Sammanfattning: Antibiotics have saved millions of lives since they came into clinical use during the Second World War in the 1940s. Today, our effective use of antibiotics is under great threat due to emerging antibiotic resistance in bacteria. This thesis addresses the problems of antibiotic resistance from a ”One Health” perspective. The focus is on antibiotic resistant Escherichia coli (E. coli) and Klebsiella pneumoniae (K. pneumoniae) in the environment and wildlife, and also considering the situation in healthy humans and livestock. In Paper I-III, high occurrence of Extended-Spectrum Beta-Lactamase (ESBL) -producing E. coli and/or K. pneumoniae was detected in fecal samples from wild birds, and the bacteria had genetic similarities to bacteria that cause disease in humans. Proximity to humans was associated with higher occurrence of cephalosporinase (ESBL and pAmpC)-producing E. coli in wild gulls. In Paper IV, ciprofloxacin resistant E. coli was enriched in the gut of mallards exposed to low concentrations of ciprofloxacin, and plasmid conjugation between E. coli bacteria readily took place. In Paper V, carbapenem resistant and blaOXA-48 harbouring- E. coli/K. pneumoniae was rare, but present in healthy humans in rural Cambodia, while cephalosporinase-producing E. coli/K. pneumoniae was common in both humans and livestock. The same ESBL/pAmpC genes were detected in humans and livestock, and exposure to animal manure and slaughter products were risk factors for fecal carriage in humans.In conclusion, wild birds can function as potential resistance reservoirs and sentinels for antibiotic resistant E. coli. Environmental pollution from humans is the primary source for antibiotic resistant Enterobacteriaceae found in wildlife, but selection for antibiotic resistant bacteria may also occur in wild birds.
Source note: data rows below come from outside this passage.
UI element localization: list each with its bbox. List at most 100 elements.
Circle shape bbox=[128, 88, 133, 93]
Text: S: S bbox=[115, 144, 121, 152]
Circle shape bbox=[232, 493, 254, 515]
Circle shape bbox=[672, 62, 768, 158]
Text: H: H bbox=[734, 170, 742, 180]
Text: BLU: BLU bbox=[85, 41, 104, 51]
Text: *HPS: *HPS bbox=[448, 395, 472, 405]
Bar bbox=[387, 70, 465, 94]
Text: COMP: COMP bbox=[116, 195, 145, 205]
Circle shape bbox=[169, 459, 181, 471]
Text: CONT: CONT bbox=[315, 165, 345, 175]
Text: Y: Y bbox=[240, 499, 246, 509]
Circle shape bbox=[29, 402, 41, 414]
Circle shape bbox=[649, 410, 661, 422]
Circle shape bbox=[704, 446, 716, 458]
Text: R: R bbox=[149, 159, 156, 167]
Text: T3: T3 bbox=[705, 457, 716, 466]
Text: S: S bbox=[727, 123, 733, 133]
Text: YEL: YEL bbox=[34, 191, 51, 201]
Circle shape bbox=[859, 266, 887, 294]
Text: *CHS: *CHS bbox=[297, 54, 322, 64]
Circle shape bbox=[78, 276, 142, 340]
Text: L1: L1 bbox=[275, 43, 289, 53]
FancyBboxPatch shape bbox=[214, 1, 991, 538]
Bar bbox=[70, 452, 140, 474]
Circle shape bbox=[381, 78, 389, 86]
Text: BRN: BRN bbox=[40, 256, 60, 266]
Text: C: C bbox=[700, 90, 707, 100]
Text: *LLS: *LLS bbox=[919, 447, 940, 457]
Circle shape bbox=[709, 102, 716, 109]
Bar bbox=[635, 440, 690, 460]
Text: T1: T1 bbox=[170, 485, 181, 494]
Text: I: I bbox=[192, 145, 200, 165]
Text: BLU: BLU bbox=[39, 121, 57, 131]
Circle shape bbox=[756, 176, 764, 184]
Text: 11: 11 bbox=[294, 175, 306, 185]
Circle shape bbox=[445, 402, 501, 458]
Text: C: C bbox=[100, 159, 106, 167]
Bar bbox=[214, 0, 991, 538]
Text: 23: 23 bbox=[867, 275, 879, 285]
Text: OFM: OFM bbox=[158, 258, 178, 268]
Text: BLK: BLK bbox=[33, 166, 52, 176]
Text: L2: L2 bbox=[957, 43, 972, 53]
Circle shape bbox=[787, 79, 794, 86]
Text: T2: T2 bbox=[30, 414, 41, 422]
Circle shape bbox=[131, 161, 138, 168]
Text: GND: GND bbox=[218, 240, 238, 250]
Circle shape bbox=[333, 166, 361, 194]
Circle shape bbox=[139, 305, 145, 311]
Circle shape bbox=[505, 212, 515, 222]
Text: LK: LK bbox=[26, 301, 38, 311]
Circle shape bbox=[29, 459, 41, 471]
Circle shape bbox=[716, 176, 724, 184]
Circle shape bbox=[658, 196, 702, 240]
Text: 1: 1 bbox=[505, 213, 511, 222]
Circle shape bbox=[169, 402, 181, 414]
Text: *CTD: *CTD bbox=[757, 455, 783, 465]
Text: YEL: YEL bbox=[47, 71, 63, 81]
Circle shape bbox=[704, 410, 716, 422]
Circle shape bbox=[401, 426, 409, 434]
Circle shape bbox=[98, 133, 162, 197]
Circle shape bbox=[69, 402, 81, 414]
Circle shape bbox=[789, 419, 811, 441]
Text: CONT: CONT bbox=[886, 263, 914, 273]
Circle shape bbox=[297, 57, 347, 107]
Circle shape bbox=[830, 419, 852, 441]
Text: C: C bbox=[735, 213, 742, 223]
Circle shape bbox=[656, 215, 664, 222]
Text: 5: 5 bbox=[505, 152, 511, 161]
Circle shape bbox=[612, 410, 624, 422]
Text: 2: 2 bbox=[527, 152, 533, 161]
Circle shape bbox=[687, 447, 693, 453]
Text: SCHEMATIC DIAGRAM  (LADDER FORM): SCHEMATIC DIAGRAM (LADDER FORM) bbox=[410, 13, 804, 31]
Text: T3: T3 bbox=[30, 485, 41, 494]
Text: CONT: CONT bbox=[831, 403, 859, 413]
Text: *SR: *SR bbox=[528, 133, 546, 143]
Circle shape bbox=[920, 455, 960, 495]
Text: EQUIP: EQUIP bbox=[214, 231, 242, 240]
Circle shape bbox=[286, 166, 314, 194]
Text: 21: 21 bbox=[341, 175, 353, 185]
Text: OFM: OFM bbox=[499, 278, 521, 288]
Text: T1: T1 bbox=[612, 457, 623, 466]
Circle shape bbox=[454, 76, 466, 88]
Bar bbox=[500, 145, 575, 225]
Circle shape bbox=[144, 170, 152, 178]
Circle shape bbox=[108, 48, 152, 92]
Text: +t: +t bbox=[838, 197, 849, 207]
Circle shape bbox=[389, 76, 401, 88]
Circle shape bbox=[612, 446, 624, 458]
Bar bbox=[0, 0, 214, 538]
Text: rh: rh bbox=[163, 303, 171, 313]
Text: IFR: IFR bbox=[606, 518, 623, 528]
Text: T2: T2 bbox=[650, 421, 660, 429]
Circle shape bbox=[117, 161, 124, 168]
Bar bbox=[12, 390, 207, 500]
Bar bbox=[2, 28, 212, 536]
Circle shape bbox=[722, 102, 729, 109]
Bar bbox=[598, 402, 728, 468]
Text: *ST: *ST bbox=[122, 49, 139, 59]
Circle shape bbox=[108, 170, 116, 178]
The results indicate that transmission of cephalosporinase-producing E. coli/K. pneumoniae occur between wildlife, humans and livestock, but more in-depth molecular work is needed to determine the mechanisms of dissemination. The high community carriage of multidrug-resistant bacteria in rural Cambodia is worrying and highlights Southeast Asia as a hotspot for antibiotic resistance. Antibiotic resistance surveillance is biased towards high-income countries and research should be focused more on low- and middle-income countries, and also include the important “One Health” perspective.